I suppose we have been lucky to have been spared such scenes before. So far, at least, we have reacted with a certain dignity and restraint. A former secretary of defense did come on one network, demanding that we “retaliate” against any nations known to harbor terrorists—whether they are responsible for this or not. Another station insists on repeatedly interviewing Tom Clancy, the bloated writer of bloated techno-thrillers, including one that featured just this sort of airborne attack. (Is he wondering what this will do for sales?)

But the streets remain calm. There are no hysterical outcries for revenge, no panic. For the most part the television commentators have been careful, loathe to do more than mention the major suspects. There are no official assumptions—yet—that it is Osama bin Laden, or some other Islamic group.

We have been shown, over and over, a clip of Palestinians celebrating wildly on the West Bank, ululating and tossing candy in the air. I realize this is our television’s own form of propaganda, but it is still disappointing.

Have we really done anything to deserve such sweeping hatred? I suppose that we have inflicted enough collateral damage of our own over the years, in “strategic” air strikes against various terrorists, or Baghdad. Certainly, there are plenty of us in America who have our own qualms about the belligerency, the thoughtless self-interest of George Bush’s foreign policy.

Yet there has been nothing to warrant the likes of this—nothing as cynical or cruel, nothing so contemptuous of human life. It is terrorism, and one can think only of the terror the passengers in the airliners must have felt as they plunged down toward the towers—the terror of the men and women clinging from window ledges sixty stories above the ground.

These people were not soldiers or politicians, and while the television keeps describing the area as the financial center of the world, precious few of the dead were wealthy. Most were simply office workers, or the people trying to rescue them. We are now told that as many as 300 firemen—men whose lives are dedicated to nothing but saving other human beings—may be dead, including their chief and deputy chief.

But only the number of dead is new. In the last attack on the World Trade Center, the bombers managed to kill a pregnant woman, a young Honduran man delivering sandwiches. This is the cold heart of terrorism. If you have a grievance, anyone—anyone at all—can be made to suffer for it. New York is the most cosmopolitan city in the history of the world, and one of the most tolerant places on earth, but that doesn’t matter anymore to the men who have desecrated it than it mattered that, say, Sarajevo was a tolerant place to the thugs who shot it to pieces.
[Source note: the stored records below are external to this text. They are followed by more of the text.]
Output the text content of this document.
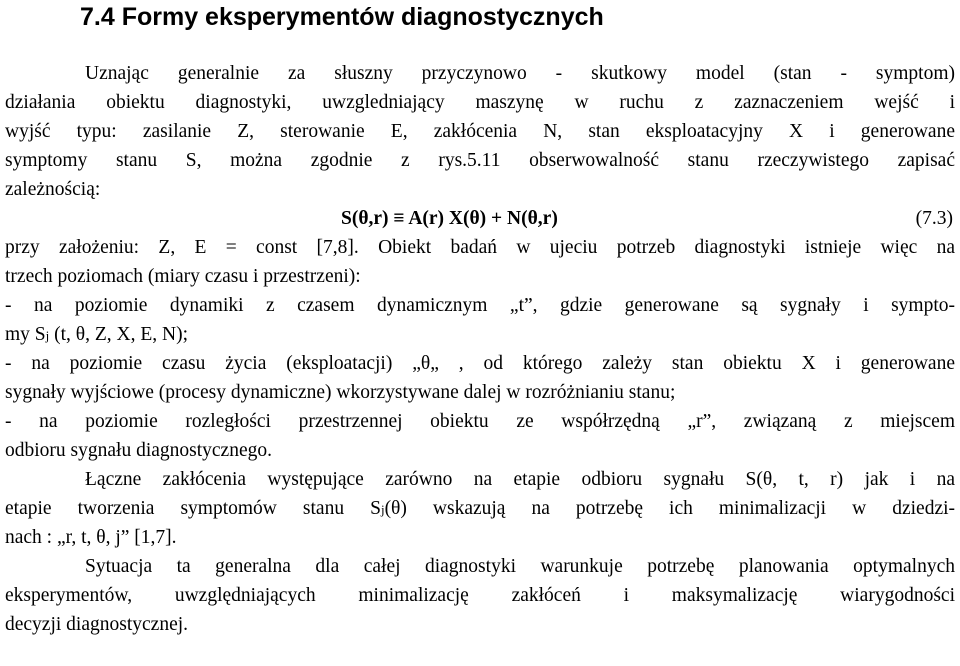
7.4 Formy eksperymentów diagnostycznych
Uznając generalnie za słuszny przyczynowo - skutkowy model (stan - symptom)
działania obiektu diagnostyki, uwzgledniający maszynę w ruchu z zaznaczeniem wejść i
wyjść typu: zasilanie Z, sterowanie E, zakłócenia N, stan eksploatacyjny X i generowane
symptomy stanu S, można zgodnie z rys.5.11 obserwowalność stanu rzeczywistego zapisać
zależnością:
S(θ,r) ≡ A(r) X(θ) + N(θ,r)	(7.3)
przy założeniu: Z, E = const [7,8]. Obiekt badań w ujeciu potrzeb diagnostyki istnieje więc na
trzech poziomach (miary czasu i przestrzeni):
- na poziomie dynamiki z czasem dynamicznym „t”, gdzie generowane są sygnały i sympto-
my Sj (t, θ, Z, X, E, N);
- na poziomie czasu życia (eksploatacji) „θ„ , od którego zależy stan obiektu X i generowane
sygnały wyjściowe (procesy dynamiczne) wkorzystywane dalej w rozróżnianiu stanu;
- na poziomie rozległości przestrzennej obiektu ze współrzędną „r”, związaną z miejscem
odbioru sygnału diagnostycznego.
Łączne zakłócenia występujące zarówno na etapie odbioru sygnału S(θ, t, r) jak i na
etapie tworzenia symptomów stanu Sj(θ) wskazują na potrzebę ich minimalizacji w dziedzi-
nach : „r, t, θ, j” [1,7].
Sytuacja ta generalna dla całej diagnostyki warunkuje potrzebę planowania optymalnych
eksperymentów, uwzględniających minimalizację zakłóceń i maksymalizację wiarygodności
decyzji diagnostycznej.
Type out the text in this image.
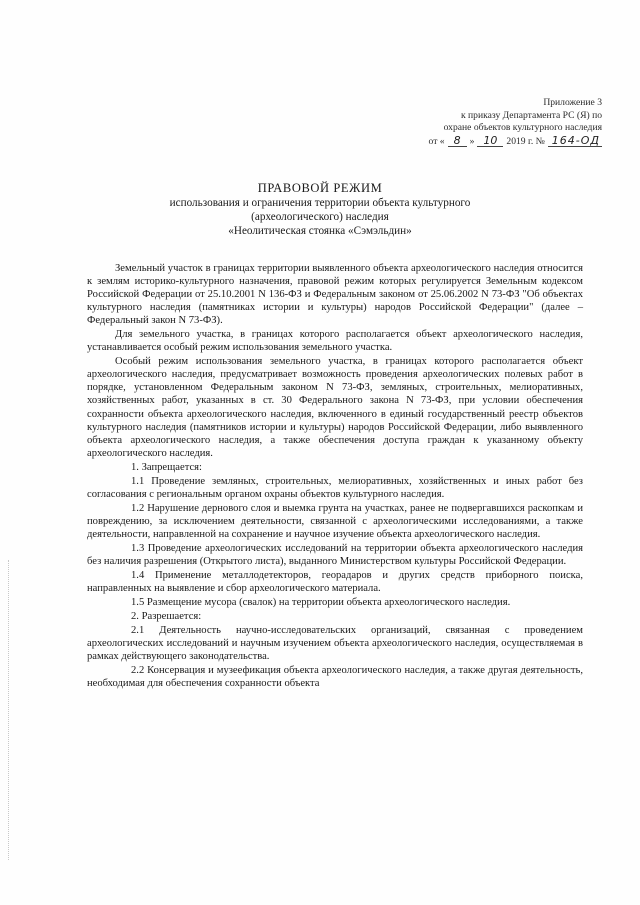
Приложение 3
к приказу Департамента РС (Я) по
охране объектов культурного наследия
от « 8 » 10 2019 г. № 164-ОД

ПРАВОВОЙ РЕЖИМ

использования и ограничения территории объекта культурного

(археологического) наследия

«Неолитическая стоянка «Сэмэльдин»

Земельный участок в границах территории выявленного объекта археологического наследия относится к землям историко-культурного назначения, правовой режим которых регулируется Земельным кодексом Российской Федерации от 25.10.2001 N 136-ФЗ и Федеральным законом от 25.06.2002 N 73-ФЗ "Об объектах культурного наследия (памятниках истории и культуры) народов Российской Федерации" (далее – Федеральный закон N 73-ФЗ).

Для земельного участка, в границах которого располагается объект археологического наследия, устанавливается особый режим использования земельного участка.

Особый режим использования земельного участка, в границах которого располагается объект археологического наследия, предусматривает возможность проведения археологических полевых работ в порядке, установленном Федеральным законом N 73-ФЗ, земляных, строительных, мелиоративных, хозяйственных работ, указанных в ст. 30 Федерального закона N 73-ФЗ, при условии обеспечения сохранности объекта археологического наследия, включенного в единый государственный реестр объектов культурного наследия (памятников истории и культуры) народов Российской Федерации, либо выявленного объекта археологического наследия, а также обеспечения доступа граждан к указанному объекту археологического наследия.

1. Запрещается:

1.1 Проведение земляных, строительных, мелиоративных, хозяйственных и иных работ без согласования с региональным органом охраны объектов культурного наследия.

1.2 Нарушение дернового слоя и выемка грунта на участках, ранее не подвергавшихся раскопкам и повреждению, за исключением деятельности, связанной с археологическими исследованиями, а также деятельности, направленной на сохранение и научное изучение объекта археологического наследия.

1.3 Проведение археологических исследований на территории объекта археологического наследия без наличия разрешения (Открытого листа), выданного Министерством культуры Российской Федерации.

1.4 Применение металлодетекторов, георадаров и других средств приборного поиска, направленных на выявление и сбор археологического материала.

1.5 Размещение мусора (свалок) на территории объекта археологического наследия.

2. Разрешается:

2.1 Деятельность научно-исследовательских организаций, связанная с проведением археологических исследований и научным изучением объекта археологического наследия, осуществляемая в рамках действующего законодательства.

2.2 Консервация и музеефикация объекта археологического наследия, а также другая деятельность, необходимая для обеспечения сохранности объекта
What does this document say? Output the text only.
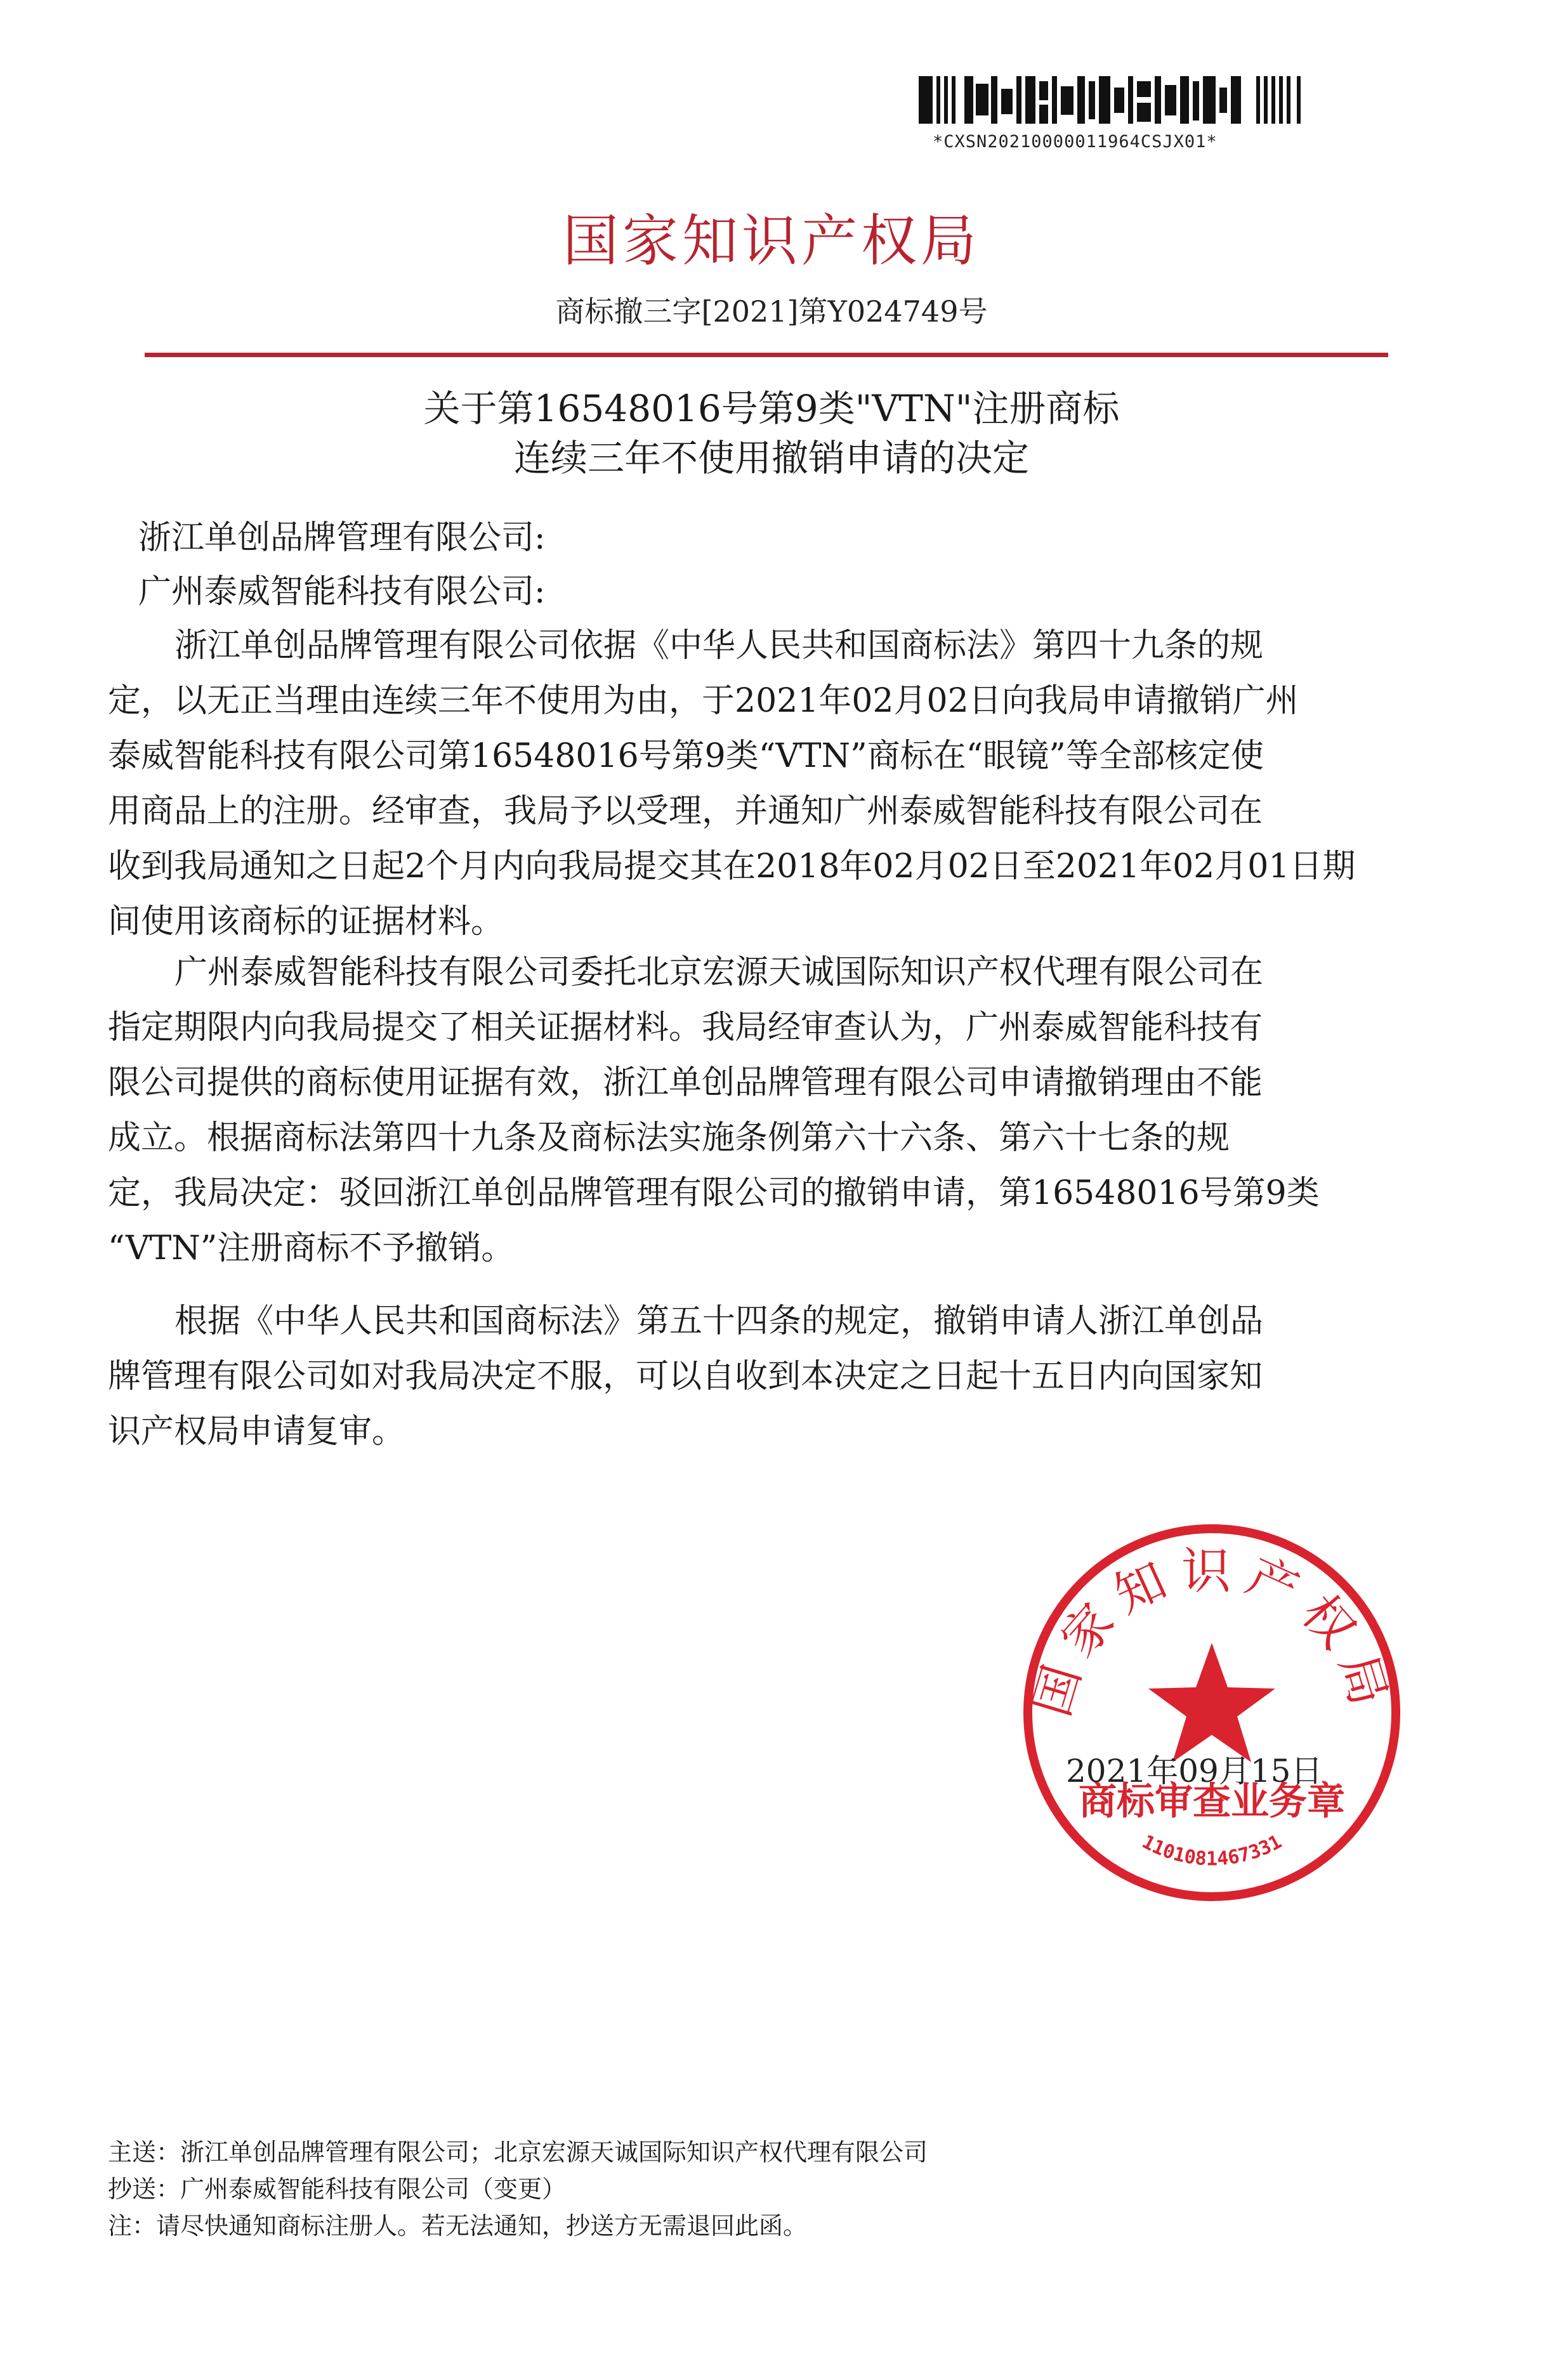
*CXSN20210000011964CSJX01*
国家知识产权局
商标撤三字[2021]第Y024749号
关于第16548016号第9类"VTN"注册商标
连续三年不使用撤销申请的决定
浙江单创品牌管理有限公司:
广州泰威智能科技有限公司:
浙江单创品牌管理有限公司依据《中华人民共和国商标法》第四十九条的规
定，以无正当理由连续三年不使用为由，于2021年02月02日向我局申请撤销广州
泰威智能科技有限公司第16548016号第9类“VTN”商标在“眼镜”等全部核定使
用商品上的注册。经审查，我局予以受理，并通知广州泰威智能科技有限公司在
收到我局通知之日起2个月内向我局提交其在2018年02月02日至2021年02月01日期
间使用该商标的证据材料。
广州泰威智能科技有限公司委托北京宏源天诚国际知识产权代理有限公司在
指定期限内向我局提交了相关证据材料。我局经审查认为，广州泰威智能科技有
限公司提供的商标使用证据有效，浙江单创品牌管理有限公司申请撤销理由不能
成立。根据商标法第四十九条及商标法实施条例第六十六条、第六十七条的规
定，我局决定：驳回浙江单创品牌管理有限公司的撤销申请，第16548016号第9类
“VTN”注册商标不予撤销。
根据《中华人民共和国商标法》第五十四条的规定，撤销申请人浙江单创品
牌管理有限公司如对我局决定不服，可以自收到本决定之日起十五日内向国家知
识产权局申请复审。
国家知识产权局
商标审查业务章
1101081467331
2021年09月15日
主送：浙江单创品牌管理有限公司；北京宏源天诚国际知识产权代理有限公司
抄送：广州泰威智能科技有限公司（变更）
注：请尽快通知商标注册人。若无法通知，抄送方无需退回此函。
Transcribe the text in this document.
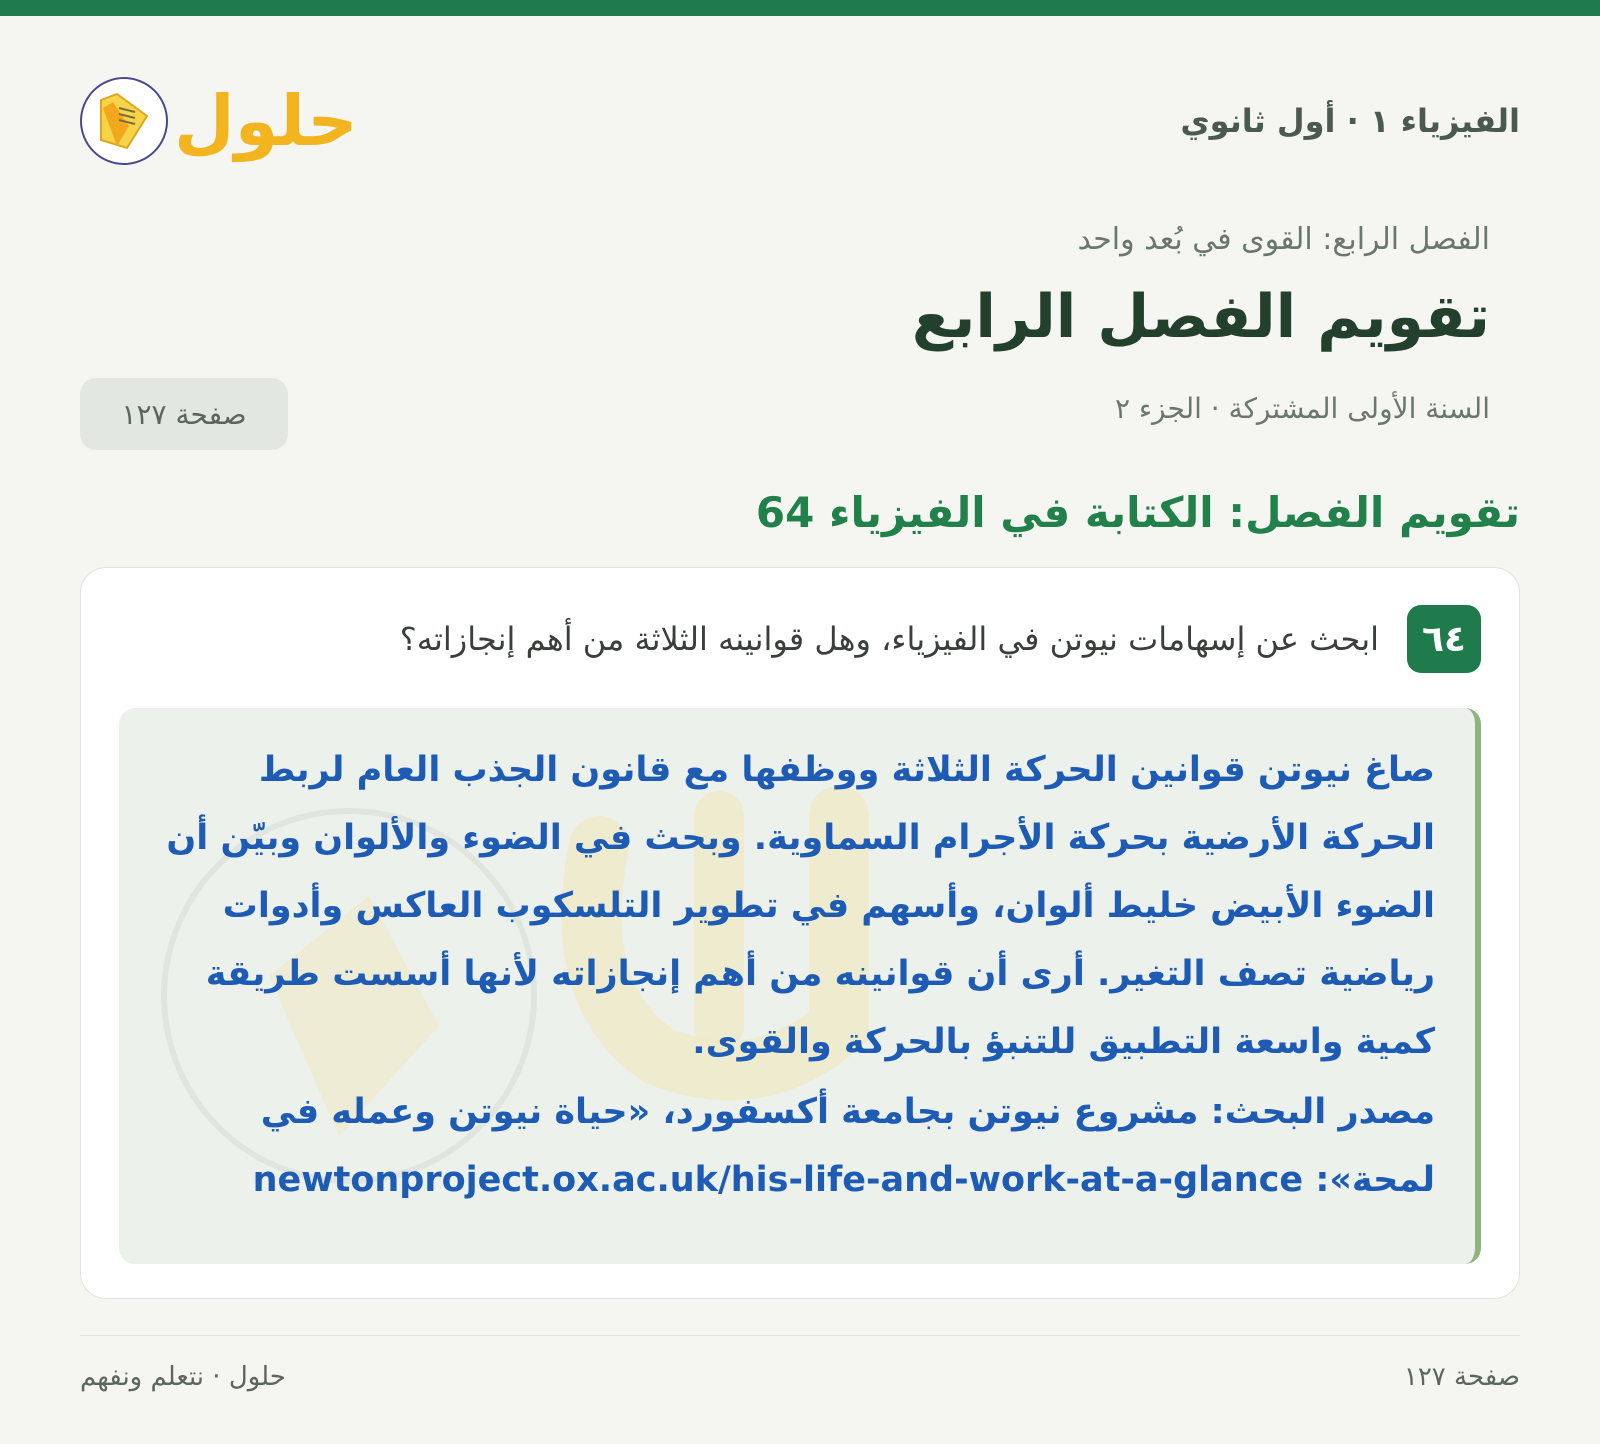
الفيزياء ١ · أول ثانوي
حلول
الفصل الرابع: القوى في بُعد واحد
تقويم الفصل الرابع
السنة الأولى المشتركة · الجزء ٢
صفحة ١٢٧
تقويم الفصل: الكتابة في الفيزياء 64
٦٤
ابحث عن إسهامات نيوتن في الفيزياء، وهل قوانينه الثلاثة من أهم إنجازاته؟

صاغ نيوتن قوانين الحركة الثلاثة ووظفها مع قانون الجذب العام لربط الحركة الأرضية بحركة الأجرام السماوية. وبحث في الضوء والألوان وبيّن أن الضوء الأبيض خليط ألوان، وأسهم في تطوير التلسكوب العاكس وأدوات رياضية تصف التغير. أرى أن قوانينه من أهم إنجازاته لأنها أسست طريقة كمية واسعة التطبيق للتنبؤ بالحركة والقوى.

مصدر البحث: مشروع نيوتن بجامعة أكسفورد، «حياة نيوتن وعمله في لمحة»: newtonproject.ox.ac.uk/his-life-and-work-at-a-glance

صفحة ١٢٧
حلول · نتعلم ونفهم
The room in which I am writing these words looks out on the small inner courtyard of my apartment building. It is a hive-like place, and as my neighbors prepare their dinners the smells from half-a-dozen cuisines drift in through my window. I can hear people quiet conversing in three or four different tongues, and somewhere there is a man ringing small bells while he chants Buddhist prayers.

This is not unusual, in this city. Like so many buildings in New York, mine is filled with people who hail from all the ends of the earth—Sikhs and Bengalis; Dominicans and Puerto Ricans and Haitians; Africans and Chinese and Slavs and Irish. As I write into the night, the sounds and smells gradually fall away, but often I can look up, into the little patch of sky visible above, and see an airliner gliding silently by, far above. Not tonight. All planes are still grounded. And I have never been more aware that to attack this place is to carelessly drop a bomb anywhere into the world.